Use PDF when a human speaker needs a clean script. It is best for printed recording sessions, classroom handouts, and offline practice.
CSV
Use CSV when a computer needs the sentences. It is best for TTS scripts, ASR evaluation, spreadsheets, file naming, and experiment tracking.
Browser Tool
Use the browser tool when you want quick access, random prompts, TTS playback, IPA, or list filtering without preparing files first.
Common Mistakes
Mistake 1: Handpicking Only Nice-Sounding Sentences
It is tempting to choose the sentences that sound best. That weakens the point of a balanced list.

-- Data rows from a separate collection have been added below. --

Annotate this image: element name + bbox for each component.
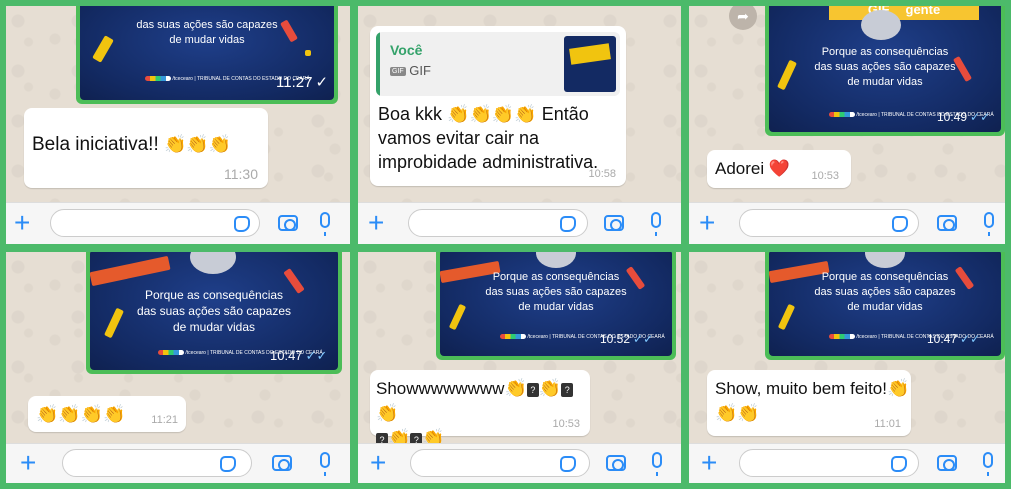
heart-emoji: ❤️ (768, 159, 791, 178)
reply-preview[interactable]: Você GIF GIF (376, 32, 620, 96)
gif-poster: das suas ações são capazes de mudar vida… (80, 6, 334, 100)
poster-line3: de mudar vidas (172, 320, 256, 334)
microphone-icon[interactable] (320, 212, 330, 236)
message-time: 11:01 (874, 418, 901, 430)
poster-line2: das suas ações são capazes (814, 61, 956, 73)
camera-icon[interactable] (604, 215, 624, 231)
camera-icon[interactable] (606, 455, 626, 471)
chat-panel-2: Você GIF GIF Boa kkk 👏👏👏👏 Então vamos ev… (358, 6, 681, 244)
gif-icon: GIF (390, 67, 406, 77)
message-time: 10:58 (588, 168, 616, 180)
message-text: Adorei (715, 159, 765, 178)
chat-panel-4: Porque as consequências das suas ações s… (6, 252, 350, 483)
message-text: Boa kkk 👏👏👏👏 Então vamos evitar cair na … (378, 104, 599, 172)
gif-message[interactable]: Porque as consequências das suas ações s… (436, 252, 676, 360)
poster-line2: das suas ações são capazes (136, 304, 292, 318)
gif-message[interactable]: das suas ações são capazes de mudar vida… (76, 6, 338, 104)
poster-line2: das suas ações são capazes (485, 286, 627, 298)
message-time: 10:53 (811, 170, 839, 182)
poster-line1: Porque as consequências (821, 46, 949, 58)
clap-emoji: 👏👏👏👏 (36, 404, 126, 424)
gif-timestamp: 10:47 ✓✓ (270, 348, 328, 363)
sticker-icon[interactable] (234, 216, 250, 232)
plus-icon[interactable]: + (14, 209, 30, 237)
gif-timestamp: 10:47 ✓✓ (927, 332, 981, 346)
microphone-icon[interactable] (652, 452, 662, 476)
gif-timestamp: 11:27 ✓ (276, 74, 329, 91)
gif-banner: GIFgente (829, 6, 979, 20)
sticker-icon[interactable] (891, 456, 907, 472)
gif-poster: Porque as consequências das suas ações s… (90, 252, 338, 370)
microphone-icon[interactable] (320, 452, 330, 476)
gif-poster: Porque as consequências das suas ações s… (440, 252, 672, 356)
message-bubble[interactable]: Bela iniciativa!! 👏👏👏 11:30 (24, 108, 268, 188)
camera-icon[interactable] (937, 215, 957, 231)
input-bar: + (689, 443, 1005, 483)
message-bubble[interactable]: Showwwwwwww👏? 👏 ?👏 ? 👏? 👏 10:53 (370, 370, 590, 448)
reply-type: GIF GIF (390, 63, 431, 78)
message-time: 11:30 (224, 166, 258, 182)
message-time: 10:53 (552, 418, 580, 430)
reply-author: Você (390, 42, 423, 58)
microphone-icon[interactable] (983, 452, 993, 476)
gif-message[interactable]: Porque as consequências das suas ações s… (86, 252, 342, 374)
microphone-icon[interactable] (651, 212, 661, 236)
gif-poster: Porque as consequências das suas ações s… (769, 252, 1001, 356)
sticker-icon[interactable] (892, 216, 908, 232)
input-bar: + (358, 443, 681, 483)
clap-emoji: 👏👏👏 (164, 134, 232, 154)
poster-line1: Porque as consequências (492, 271, 620, 283)
sticker-icon[interactable] (220, 456, 236, 472)
camera-icon[interactable] (278, 215, 298, 231)
sticker-icon[interactable] (560, 216, 576, 232)
message-bubble[interactable]: 👏👏👏👏 11:21 (28, 396, 186, 432)
chat-panel-5: Porque as consequências das suas ações s… (358, 252, 681, 483)
gif-timestamp: 10:49 ✓✓ (937, 110, 991, 124)
input-bar: + (358, 202, 681, 244)
input-bar: + (6, 443, 350, 483)
camera-icon[interactable] (937, 455, 957, 471)
reply-thumbnail (564, 36, 616, 92)
camera-icon[interactable] (272, 455, 292, 471)
plus-icon[interactable]: + (699, 209, 715, 237)
poster-line1: Porque as consequências (144, 288, 284, 302)
chat-panel-1: das suas ações são capazes de mudar vida… (6, 6, 350, 244)
sticker-icon[interactable] (560, 456, 576, 472)
message-bubble[interactable]: Adorei ❤️ 10:53 (707, 150, 851, 188)
poster-line3: de mudar vidas (847, 76, 923, 88)
microphone-icon[interactable] (984, 212, 994, 236)
poster-line2: das suas ações são capazes (814, 286, 956, 298)
plus-icon[interactable]: + (368, 209, 384, 237)
plus-icon[interactable]: + (370, 449, 386, 477)
input-bar: + (6, 202, 350, 244)
message-text: Bela iniciativa!! (32, 134, 159, 155)
chat-panel-6: Porque as consequências das suas ações s… (689, 252, 1005, 483)
poster-line3: de mudar vidas (518, 301, 594, 313)
gif-timestamp: 10:52 ✓✓ (600, 332, 654, 346)
gif-message[interactable]: GIFgente Porque as consequências das sua… (765, 6, 1005, 136)
poster-line1: Porque as consequências (821, 271, 949, 283)
poster-line3: de mudar vidas (847, 301, 923, 313)
message-bubble[interactable]: Você GIF GIF Boa kkk 👏👏👏👏 Então vamos ev… (370, 26, 626, 186)
input-bar: + (689, 202, 1005, 244)
poster-line3: de mudar vidas (169, 34, 245, 46)
plus-icon[interactable]: + (20, 449, 36, 477)
message-input[interactable] (50, 209, 260, 237)
message-bubble[interactable]: Show, muito bem feito!👏 👏👏 11:01 (707, 370, 911, 436)
message-time: 11:21 (151, 414, 178, 426)
poster-line2: das suas ações são capazes (136, 19, 278, 31)
gif-message[interactable]: Porque as consequências das suas ações s… (765, 252, 1005, 360)
chat-panel-3: ➦ GIFgente Porque as consequências das s… (689, 6, 1005, 244)
plus-icon[interactable]: + (701, 449, 717, 477)
gif-poster: GIFgente Porque as consequências das sua… (769, 6, 1001, 132)
message-text: Showwwwwwww👏? 👏 ?👏 ? 👏? 👏 (376, 376, 590, 451)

If you only pick easy, pleasant, or familiar sentences, your test becomes biased.
Use a complete numbered list when possible.
Mistake 2: Comparing Different Conditions with Different Scripts
If microphone A gets an easy script and microphone B gets a harder script, the comparison is not clean. Either use the same list for both conditions or rotate lists in a planned way.
Mistake 3: Ignoring Room and Recording Setup
A balanced sentence list cannot fix an inconsistent setup. If microphone distance, gain, room noise, or speaking style changes, the result may reflect the setup rather than the sentence material.
Mistake 4: Treating Informal Scores as Clinical Results
Counting words from a sentence list can be useful for practice, but it is not the same as a calibrated clinical speech test. Be careful with claims, especially in audiology or health contexts.
Mistake 5: Mixing Training and Evaluation Data
For speech models, do not use the same sentence list to tune a system and then claim an unbiased evaluation on that same list. Keep separate material for testing.
Phonetically Balanced Sentences vs Word Lists
Word lists and sentence lists answer different questions.
Word lists are useful when you want tight control over individual words or phonemes. They are common in speech discrimination, language learning, and some audiology tasks.
Sentence lists are useful when you want connected speech. They include context, rhythm, and transitions between words.
Use word lists when the unit of interest is the word. Use sentence lists when the unit of interest is speech as people actually produce and hear it.
Are Harvard Sentences Enough?
Harvard Sentences are a strong starting point, but they are not the only possible material.
They are especially useful for:
- English speech prompts.
- Audio and microphone checks.
- TTS and ASR smoke tests.
- Speech intelligibility practice.
- Repeatable voice recording sessions.
They may not be enough if you need:
- A non-English language corpus.
- Modern conversational slang.
- Emotional speech.
- Domain-specific vocabulary.
- Child speech.
- Accented speech coverage.
- Clinically validated speech-in-noise scoring.
Good sentence material always depends on the use case.
Further Reading
These references are useful if you want to understand the broader speech-testing context:
- Columbia University hosts a public copy of the Harvard Sentences list and identifies it with the IEEE speech quality measurement material.
- Interacoustics explains QuickSIN speech-in-noise testing, including sentence lists, babble noise, and keyword scoring.
- The University of Liverpool describes the ARU speech corpus, a recorded corpus based on IEEE/Harvard sentences.
Conclusion
Phonetically balanced sentences are useful because they give you more reliable speech material than random phrases. They help you record, test, compare, and evaluate speech with broader sound coverage and better repeatability.
If you want a practical starting point, use the Harvard Sentences Tool. Start with one numbered list for quick microphone or voice checks, export PDF for recording sessions, or export CSV when you need structured text for TTS, ASR, or experiment workflows.
The key is simple: use a fixed, balanced sentence list when you care about comparing speech clearly.